According to WebMD, if you fret about everything from your health to whether there’ll be another terrorist attack, you could be worrying your life away. You probably already know that it’s affecting your mental health, but it’s also bad for your physical well-being. Worriers are more likely to have all kinds of health problems - including irritable bowel syndrome, nausea, fatigue, and aches and pains. So, here are some suggestions that’ll help you break the cycle and regain your life, from the Web MD experts:

  • Recognize that a little bit of worry can be a good thing. If there IS a threat, then there’s something to worry about. The question is, how much is too much. If your worry is interfering with your life and causing you to suffer - it’s too much.
  • Make a list of your worries and divide them into productive and unproductive. A productive worry is one you can do something about. For example, if you’re worried that airline fares will go up before your summer vacation, get online and make reservations now. That way you can get a good rate. Unproductive worries, on the other hand, are ones that you can’t do anything about. Losing sleep over the chance that you might get cancer is useless.
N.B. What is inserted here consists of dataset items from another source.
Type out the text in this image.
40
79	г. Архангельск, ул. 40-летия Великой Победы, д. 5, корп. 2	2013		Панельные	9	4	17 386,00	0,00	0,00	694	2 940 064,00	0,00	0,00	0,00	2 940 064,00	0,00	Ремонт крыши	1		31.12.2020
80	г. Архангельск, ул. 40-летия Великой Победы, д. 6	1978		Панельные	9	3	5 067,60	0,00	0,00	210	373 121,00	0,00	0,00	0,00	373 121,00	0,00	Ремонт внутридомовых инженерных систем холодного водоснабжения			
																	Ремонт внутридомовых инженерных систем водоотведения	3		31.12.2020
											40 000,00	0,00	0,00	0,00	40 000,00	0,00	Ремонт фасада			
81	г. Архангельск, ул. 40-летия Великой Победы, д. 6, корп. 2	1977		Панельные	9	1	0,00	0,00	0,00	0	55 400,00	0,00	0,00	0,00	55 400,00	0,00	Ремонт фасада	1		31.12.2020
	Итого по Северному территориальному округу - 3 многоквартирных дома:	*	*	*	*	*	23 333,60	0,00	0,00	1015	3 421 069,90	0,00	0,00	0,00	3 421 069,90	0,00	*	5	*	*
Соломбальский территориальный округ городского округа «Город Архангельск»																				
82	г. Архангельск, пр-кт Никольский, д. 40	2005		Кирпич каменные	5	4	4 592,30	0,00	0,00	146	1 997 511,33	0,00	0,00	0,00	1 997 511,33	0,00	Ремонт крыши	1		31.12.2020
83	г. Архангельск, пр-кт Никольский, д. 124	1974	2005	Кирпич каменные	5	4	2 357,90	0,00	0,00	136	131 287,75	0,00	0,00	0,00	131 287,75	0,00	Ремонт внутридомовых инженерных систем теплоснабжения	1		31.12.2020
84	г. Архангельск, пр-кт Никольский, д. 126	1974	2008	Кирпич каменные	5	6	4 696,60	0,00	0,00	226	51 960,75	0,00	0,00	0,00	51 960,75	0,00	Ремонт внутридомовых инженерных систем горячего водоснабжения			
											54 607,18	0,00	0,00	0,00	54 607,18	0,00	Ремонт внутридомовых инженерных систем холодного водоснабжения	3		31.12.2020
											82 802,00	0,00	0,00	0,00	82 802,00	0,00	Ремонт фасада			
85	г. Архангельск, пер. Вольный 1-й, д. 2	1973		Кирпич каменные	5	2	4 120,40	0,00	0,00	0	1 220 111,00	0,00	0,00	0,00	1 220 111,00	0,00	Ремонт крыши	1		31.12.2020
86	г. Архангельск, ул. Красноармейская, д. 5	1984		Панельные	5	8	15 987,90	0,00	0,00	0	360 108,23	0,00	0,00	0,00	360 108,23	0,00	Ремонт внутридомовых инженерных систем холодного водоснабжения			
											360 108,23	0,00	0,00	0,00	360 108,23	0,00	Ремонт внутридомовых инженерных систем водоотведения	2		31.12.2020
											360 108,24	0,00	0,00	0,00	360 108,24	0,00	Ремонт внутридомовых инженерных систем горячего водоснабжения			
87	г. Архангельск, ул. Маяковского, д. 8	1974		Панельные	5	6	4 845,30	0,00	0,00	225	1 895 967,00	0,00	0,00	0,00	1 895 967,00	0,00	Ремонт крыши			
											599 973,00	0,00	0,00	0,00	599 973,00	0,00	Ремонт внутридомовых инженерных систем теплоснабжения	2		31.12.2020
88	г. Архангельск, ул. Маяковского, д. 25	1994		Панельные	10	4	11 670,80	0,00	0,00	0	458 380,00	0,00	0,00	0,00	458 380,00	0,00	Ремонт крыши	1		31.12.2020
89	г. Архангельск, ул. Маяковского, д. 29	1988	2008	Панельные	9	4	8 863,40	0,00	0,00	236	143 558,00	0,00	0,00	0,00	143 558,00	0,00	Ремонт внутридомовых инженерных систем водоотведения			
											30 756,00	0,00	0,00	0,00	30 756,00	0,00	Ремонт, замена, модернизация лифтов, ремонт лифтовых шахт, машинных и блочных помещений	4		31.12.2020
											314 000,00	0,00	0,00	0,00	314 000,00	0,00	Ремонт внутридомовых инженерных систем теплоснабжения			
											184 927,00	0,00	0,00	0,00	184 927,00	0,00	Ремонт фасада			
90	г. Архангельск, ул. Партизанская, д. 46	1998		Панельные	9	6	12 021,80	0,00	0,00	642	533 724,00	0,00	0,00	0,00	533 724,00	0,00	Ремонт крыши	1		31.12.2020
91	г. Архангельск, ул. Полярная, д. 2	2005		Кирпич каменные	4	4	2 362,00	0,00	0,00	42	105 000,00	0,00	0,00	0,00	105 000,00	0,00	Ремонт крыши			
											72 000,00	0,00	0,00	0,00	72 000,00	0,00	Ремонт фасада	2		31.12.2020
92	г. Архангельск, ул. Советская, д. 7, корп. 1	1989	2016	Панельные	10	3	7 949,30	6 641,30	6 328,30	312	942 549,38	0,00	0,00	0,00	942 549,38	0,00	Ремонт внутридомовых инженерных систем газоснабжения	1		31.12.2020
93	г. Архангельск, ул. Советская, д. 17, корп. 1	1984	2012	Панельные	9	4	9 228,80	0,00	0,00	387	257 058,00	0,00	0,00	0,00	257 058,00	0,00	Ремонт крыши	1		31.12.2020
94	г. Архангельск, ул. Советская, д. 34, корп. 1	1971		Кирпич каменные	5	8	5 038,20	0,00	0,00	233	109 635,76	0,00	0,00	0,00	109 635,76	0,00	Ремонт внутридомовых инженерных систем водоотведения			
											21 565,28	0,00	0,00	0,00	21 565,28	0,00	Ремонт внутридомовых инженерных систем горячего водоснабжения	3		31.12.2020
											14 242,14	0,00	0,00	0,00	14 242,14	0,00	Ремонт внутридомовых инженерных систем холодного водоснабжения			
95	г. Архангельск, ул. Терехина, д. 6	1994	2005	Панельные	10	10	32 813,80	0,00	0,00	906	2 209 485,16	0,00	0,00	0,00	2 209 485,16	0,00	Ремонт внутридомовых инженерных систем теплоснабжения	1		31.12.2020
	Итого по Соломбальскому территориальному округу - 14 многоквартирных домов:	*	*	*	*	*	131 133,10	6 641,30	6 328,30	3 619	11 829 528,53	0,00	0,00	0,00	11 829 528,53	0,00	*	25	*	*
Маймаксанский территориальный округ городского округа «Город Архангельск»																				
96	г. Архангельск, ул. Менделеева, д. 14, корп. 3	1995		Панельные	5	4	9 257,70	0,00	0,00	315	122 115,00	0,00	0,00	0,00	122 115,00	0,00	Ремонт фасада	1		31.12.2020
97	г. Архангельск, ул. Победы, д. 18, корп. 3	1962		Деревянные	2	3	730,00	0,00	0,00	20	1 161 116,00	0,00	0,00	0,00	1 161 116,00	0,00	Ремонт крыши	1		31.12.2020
  • Remember - it’s never as bad as you think it’ll be. Most anxiety and worry is all about anticipation, and the “what ifs” are always worse than how you feel when something actually happens. Worriers actually tend to be good at handling problems. So, keep in mind that when something DOES come up, you’ll be able to cope.
  • Talk about the things that worry you. This can help you get to the root of your problem. People have a need to understand the causes of their anxiety - and if you dig deep enough, sometimes they’ll even go away for good.